- French film poster
- La jeune fille assassinée
- Directed by: Roger Vadim
- Screenplay by: Roger Vadim
- Produced by: Claude Capra; Jean-Roch Rognoni;
- Starring: Mathieu Carrière; Sirpa Lane; Roger Vadim;
- Cinematography: Pierre William Glenn
- Music by: Mike Oldfield
- Production companies: Gerico Sound; Paradox Production; Sedimo; Claude Capra; T.I.T. Filmproduktion GmbH;
- Distributed by: C.F.D.C. - Compagnie Française de Distribution Cinématographique
- Release date: 27 November 1974 (Paris);
- Countries: France; West Germany; Italy;

= Charlotte (1974 film) =

Charlotte or The Murdered Young Girl (La jeune fille assassinée) is a 1974 erotic crime thriller film directed by Roger Vadim.
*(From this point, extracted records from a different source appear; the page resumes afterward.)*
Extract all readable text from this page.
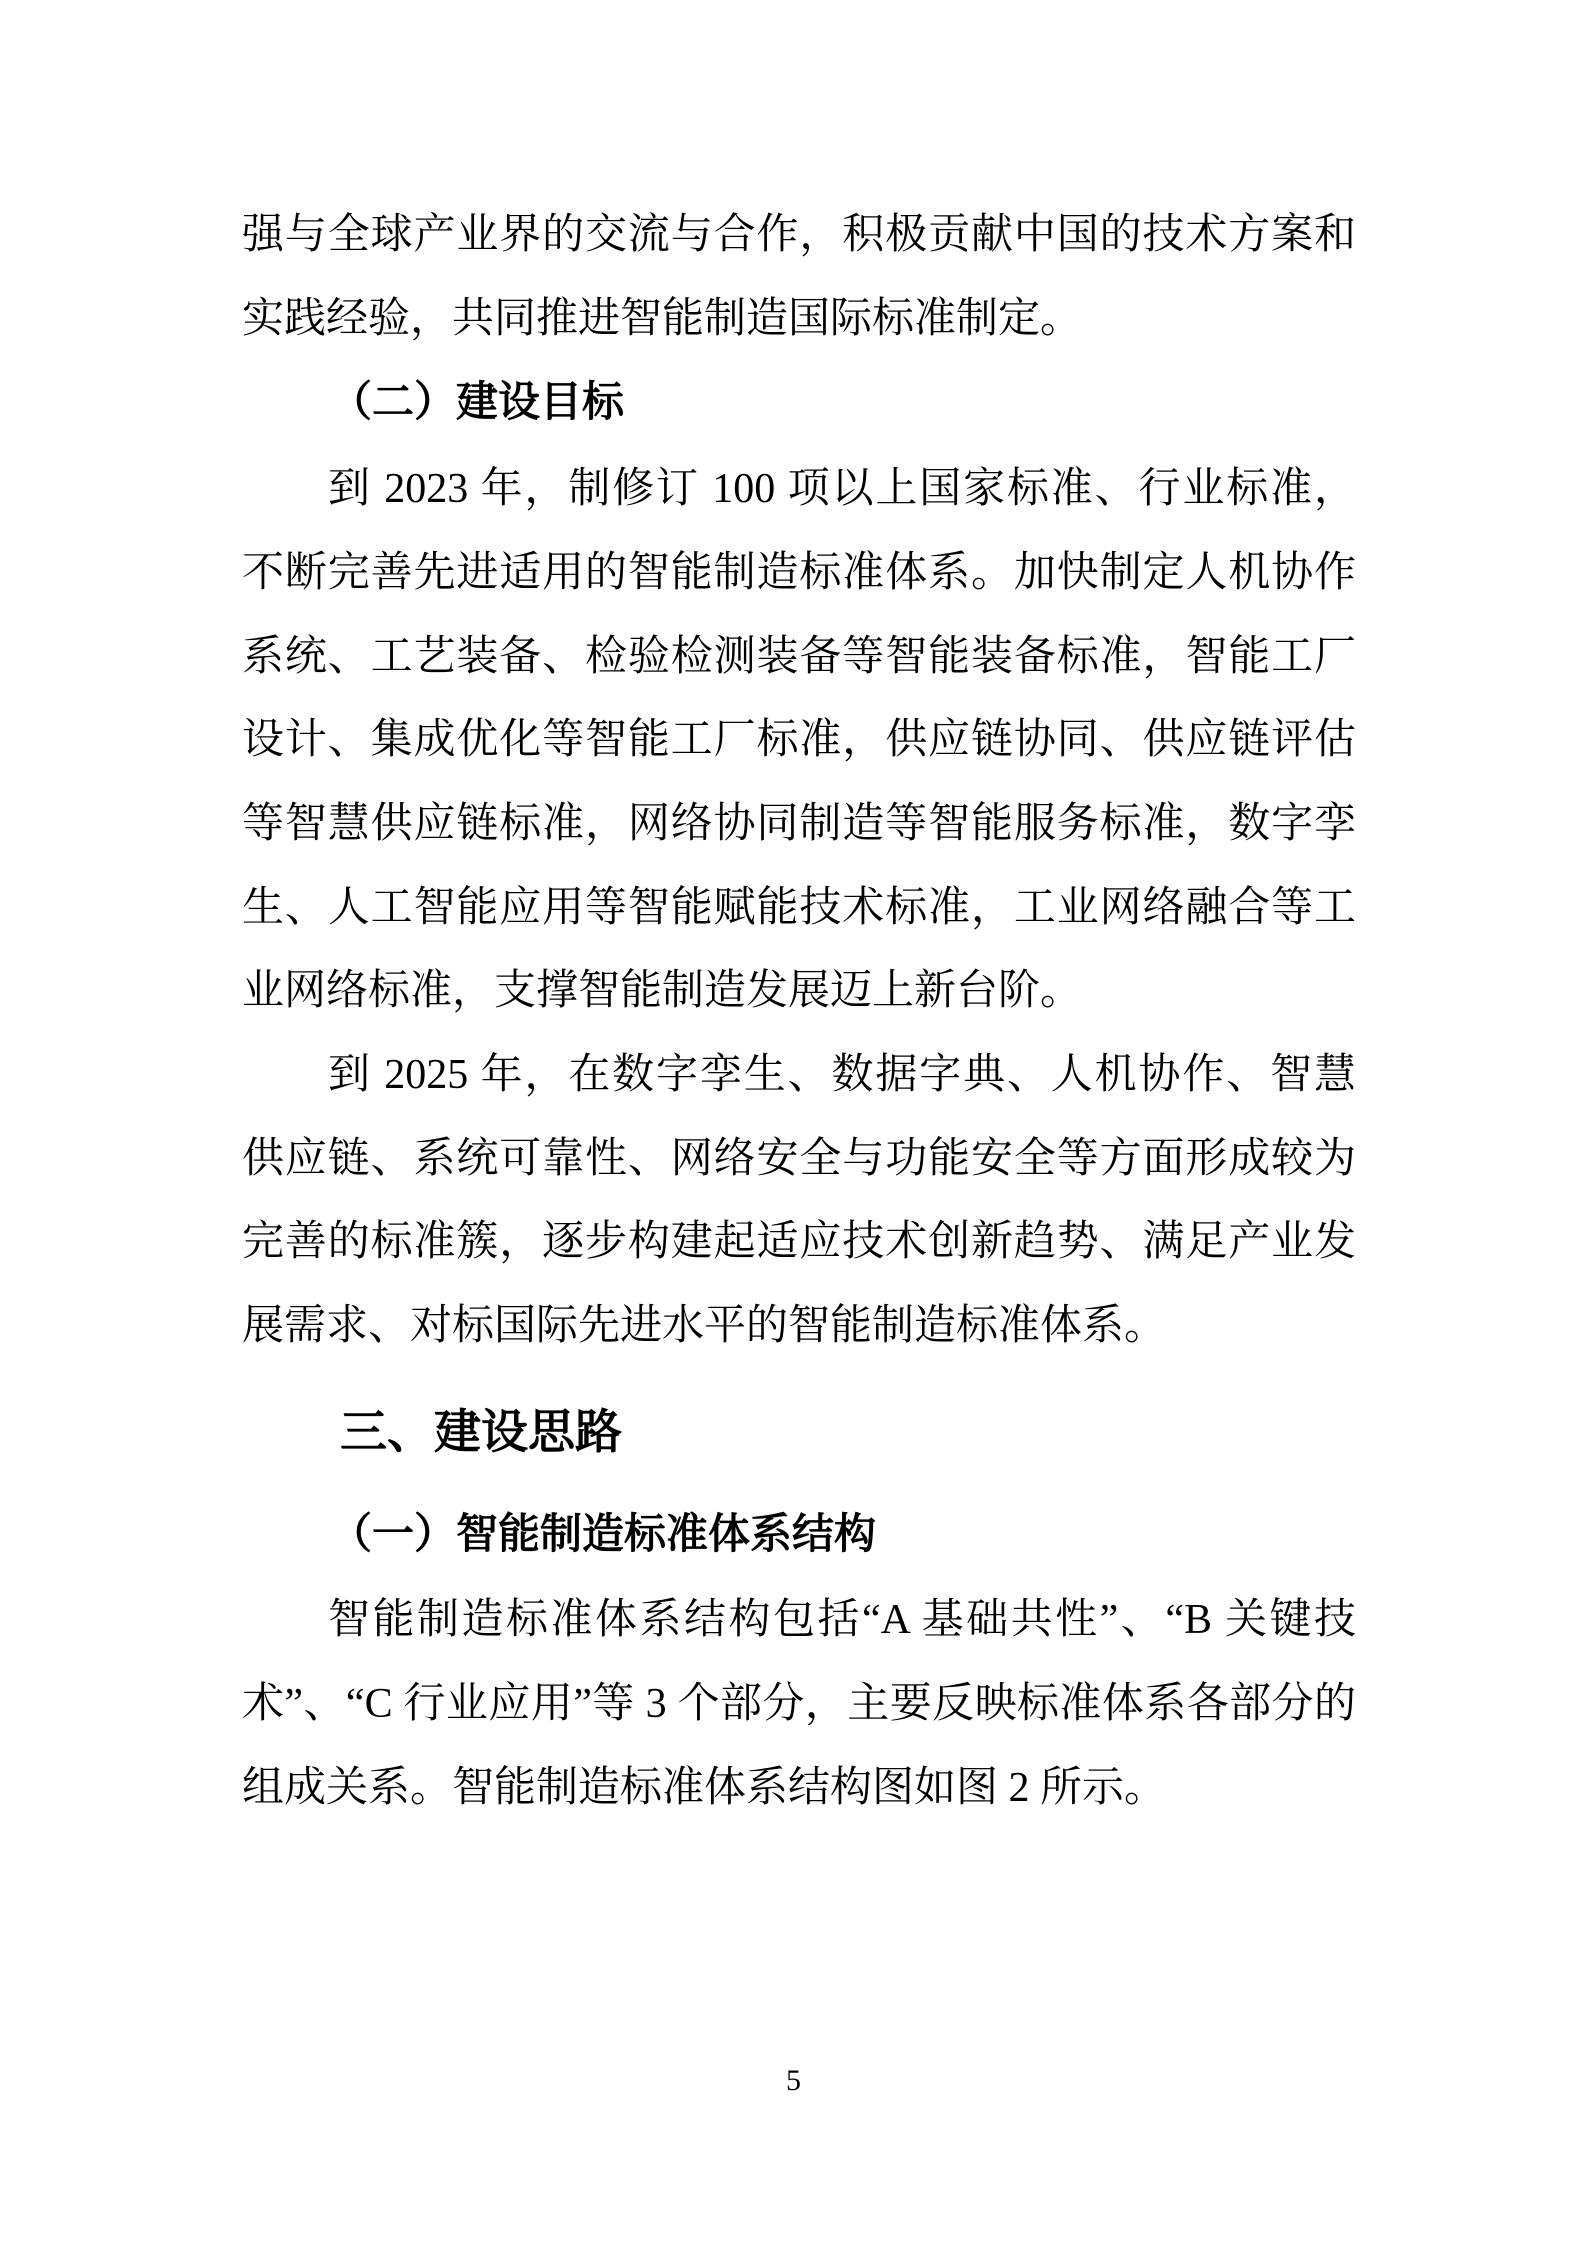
强与全球产业界的交流与合作，积极贡献中国的技术方案和
实践经验，共同推进智能制造国际标准制定。
（二）建设目标
到 2023 年，制修订 100 项以上国家标准、行业标准，
不断完善先进适用的智能制造标准体系。加快制定人机协作
系统、工艺装备、检验检测装备等智能装备标准，智能工厂
设计、集成优化等智能工厂标准，供应链协同、供应链评估
等智慧供应链标准，网络协同制造等智能服务标准，数字孪
生、人工智能应用等智能赋能技术标准，工业网络融合等工
业网络标准，支撑智能制造发展迈上新台阶。
到 2025 年，在数字孪生、数据字典、人机协作、智慧
供应链、系统可靠性、网络安全与功能安全等方面形成较为
完善的标准簇，逐步构建起适应技术创新趋势、满足产业发
展需求、对标国际先进水平的智能制造标准体系。
三、建设思路
（一）智能制造标准体系结构
智能制造标准体系结构包括“A 基础共性”、“B 关键技
术”、“C 行业应用”等 3 个部分，主要反映标准体系各部分的
组成关系。智能制造标准体系结构图如图 2 所示。
5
It stars Sirpa Lane, Michel Duchaussoy, and Mathieu Carrière. The film is about a nymphomaniac.

==Cast==

- Sirpa Lane as Charlotte Marley
- Michel Duchaussoy as Serge
- Mathieu Carrière as Eric von Schellenberg
- Roger Vadim as Georges Viguier
- Alexandre Astruc as Guy, the editor
- Anne-Marie Deschodt as Eliane
- Élisabeth Wiener as Elisabeth
- Thérèse Liotard as Louise
- Sabine Glaser as Agnès
- Anthony Steffen as Prince Sforza

==Release==
Charlotte was released in Paris on 27 November 1974. The film had 497,542 admissions in France.

==Reception==
Although it was a commercial success, it was disapproved of by many critics. New York Magazine called it an "arrogant piece of vacuous pornography", and added "if anyone had any doubts about Vadim's utter worthlessness this irritatingly pseudointellectual garbage should allay them".